Greek vineyard. (Photo by ZeroOne.)

In the midst of Greece’s economic crisis, one entrepreneur has come up with a novel way to earn extra cash: He’s renting out farmland. Dimitris Koutsolioutsos started gineagrotis.gr to connect city dwellers to rural farmers. The urban resident rents out a section of the farmer’s land to grow whatever produce is desired, which is then delivered to the city each week — either to the resident or, if desired, a local soup kitchen.

The benefit to the city dweller is obvious: fresh, cheap produce. For the farmer, the benefit lies in having a guaranteed market for what he makes. (Like a CSA box, but more tailored and one-to-one.)

Koutsolioutsos described his motivations to The Guardian:

“It’s about disrupting the market, creating a direct connection between the consumer and the producer,” says Koutsolioutsos. “You have a real farmer, a real man, and a real, physical piece of land that you can — indeed you must, we insist on it — go and visit. It’s an alternative way of organising food production and distribution.”

True, Europe may not be the best place to look right now for inspirational examples of capitalism at work. Nonetheless, as Koutsolioutsos’ venture illustrates, market-based economies do have a way of exposing humanity’s resourceful side.

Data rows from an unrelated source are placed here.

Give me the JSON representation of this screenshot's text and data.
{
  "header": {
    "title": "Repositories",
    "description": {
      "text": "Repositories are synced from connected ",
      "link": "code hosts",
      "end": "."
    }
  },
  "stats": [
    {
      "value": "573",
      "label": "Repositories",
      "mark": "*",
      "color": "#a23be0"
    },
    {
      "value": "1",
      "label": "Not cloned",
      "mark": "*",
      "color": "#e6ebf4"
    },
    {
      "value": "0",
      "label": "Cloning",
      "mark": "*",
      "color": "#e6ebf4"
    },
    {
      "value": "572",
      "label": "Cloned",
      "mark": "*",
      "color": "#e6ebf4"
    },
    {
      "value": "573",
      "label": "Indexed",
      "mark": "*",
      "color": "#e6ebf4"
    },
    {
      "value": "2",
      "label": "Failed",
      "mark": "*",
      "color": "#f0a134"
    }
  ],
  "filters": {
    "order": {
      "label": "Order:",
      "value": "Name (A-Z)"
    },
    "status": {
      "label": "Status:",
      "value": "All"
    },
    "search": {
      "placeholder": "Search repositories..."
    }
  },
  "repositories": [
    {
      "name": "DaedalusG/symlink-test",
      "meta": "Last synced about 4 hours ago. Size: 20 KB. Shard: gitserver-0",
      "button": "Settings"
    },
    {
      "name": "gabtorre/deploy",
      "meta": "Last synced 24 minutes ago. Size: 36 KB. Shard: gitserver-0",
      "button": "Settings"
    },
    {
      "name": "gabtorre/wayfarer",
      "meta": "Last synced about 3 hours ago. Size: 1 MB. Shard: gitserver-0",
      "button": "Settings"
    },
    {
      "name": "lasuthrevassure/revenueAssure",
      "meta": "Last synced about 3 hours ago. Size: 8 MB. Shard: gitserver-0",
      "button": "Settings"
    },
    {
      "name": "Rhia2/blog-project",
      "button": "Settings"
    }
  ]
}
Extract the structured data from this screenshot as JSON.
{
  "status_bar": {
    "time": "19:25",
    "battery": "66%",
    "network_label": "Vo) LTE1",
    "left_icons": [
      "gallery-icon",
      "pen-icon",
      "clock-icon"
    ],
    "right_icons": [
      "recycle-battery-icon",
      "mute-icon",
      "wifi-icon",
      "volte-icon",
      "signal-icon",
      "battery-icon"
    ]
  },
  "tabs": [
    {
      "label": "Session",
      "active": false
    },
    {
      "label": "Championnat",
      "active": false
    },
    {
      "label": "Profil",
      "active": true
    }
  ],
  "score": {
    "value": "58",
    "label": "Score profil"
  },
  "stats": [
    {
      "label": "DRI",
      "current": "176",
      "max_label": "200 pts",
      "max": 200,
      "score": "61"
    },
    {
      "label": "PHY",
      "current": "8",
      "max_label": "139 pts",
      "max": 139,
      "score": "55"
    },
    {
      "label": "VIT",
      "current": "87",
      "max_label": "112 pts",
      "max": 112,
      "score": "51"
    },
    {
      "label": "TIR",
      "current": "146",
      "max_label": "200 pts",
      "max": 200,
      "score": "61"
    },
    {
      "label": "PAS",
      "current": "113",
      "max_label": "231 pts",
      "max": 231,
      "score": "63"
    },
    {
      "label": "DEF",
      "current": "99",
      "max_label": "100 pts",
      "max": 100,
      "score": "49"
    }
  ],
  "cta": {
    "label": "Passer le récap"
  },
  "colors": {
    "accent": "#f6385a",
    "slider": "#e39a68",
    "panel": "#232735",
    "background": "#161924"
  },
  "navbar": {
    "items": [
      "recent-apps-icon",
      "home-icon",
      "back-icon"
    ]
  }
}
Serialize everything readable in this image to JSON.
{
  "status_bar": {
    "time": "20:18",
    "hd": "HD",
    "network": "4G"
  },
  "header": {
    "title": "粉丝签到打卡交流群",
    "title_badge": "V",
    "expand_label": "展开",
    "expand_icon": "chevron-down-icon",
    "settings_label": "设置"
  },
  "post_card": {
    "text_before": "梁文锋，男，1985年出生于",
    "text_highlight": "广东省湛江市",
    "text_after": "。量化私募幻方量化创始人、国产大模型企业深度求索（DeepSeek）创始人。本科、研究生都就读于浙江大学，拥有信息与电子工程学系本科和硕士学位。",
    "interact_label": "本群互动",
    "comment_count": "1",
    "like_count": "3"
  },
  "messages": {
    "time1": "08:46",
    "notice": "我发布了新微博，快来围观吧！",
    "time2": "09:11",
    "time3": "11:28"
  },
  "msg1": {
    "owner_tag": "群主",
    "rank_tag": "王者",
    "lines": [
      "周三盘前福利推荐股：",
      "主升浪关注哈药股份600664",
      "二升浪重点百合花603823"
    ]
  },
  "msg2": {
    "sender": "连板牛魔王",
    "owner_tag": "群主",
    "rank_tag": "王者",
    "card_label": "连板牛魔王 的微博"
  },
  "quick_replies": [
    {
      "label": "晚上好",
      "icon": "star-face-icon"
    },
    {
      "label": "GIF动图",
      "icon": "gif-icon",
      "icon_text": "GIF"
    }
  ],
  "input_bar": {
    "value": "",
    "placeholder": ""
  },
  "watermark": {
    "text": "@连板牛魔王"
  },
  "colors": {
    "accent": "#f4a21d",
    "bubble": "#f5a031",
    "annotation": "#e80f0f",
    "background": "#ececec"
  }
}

Not all disruptive resourcefulness is as charming. Amsterdam is seeing increasing instances of people  foraging through garbage to find valuable materials for resale. It’s akin to picking out recyclable containers from a garbage can — but looking for a broader range of material, and, to residents’ chagrin, sometimes in closed garbage bags.

One the one hand, there’s a benefit: reuse of material that would otherwise go to landfills, money for people that need it. But there is a cost, besides social stigma: The city has seen a 20 percent drop in the revenue it collects from recycling, according to Radio Netherlands’ report.

The takeaway? You might take heart that, even in a chaotic, evolving world, there are plenty of ways to make a buck (or a Euro). Then again, there is that “chaotic” part.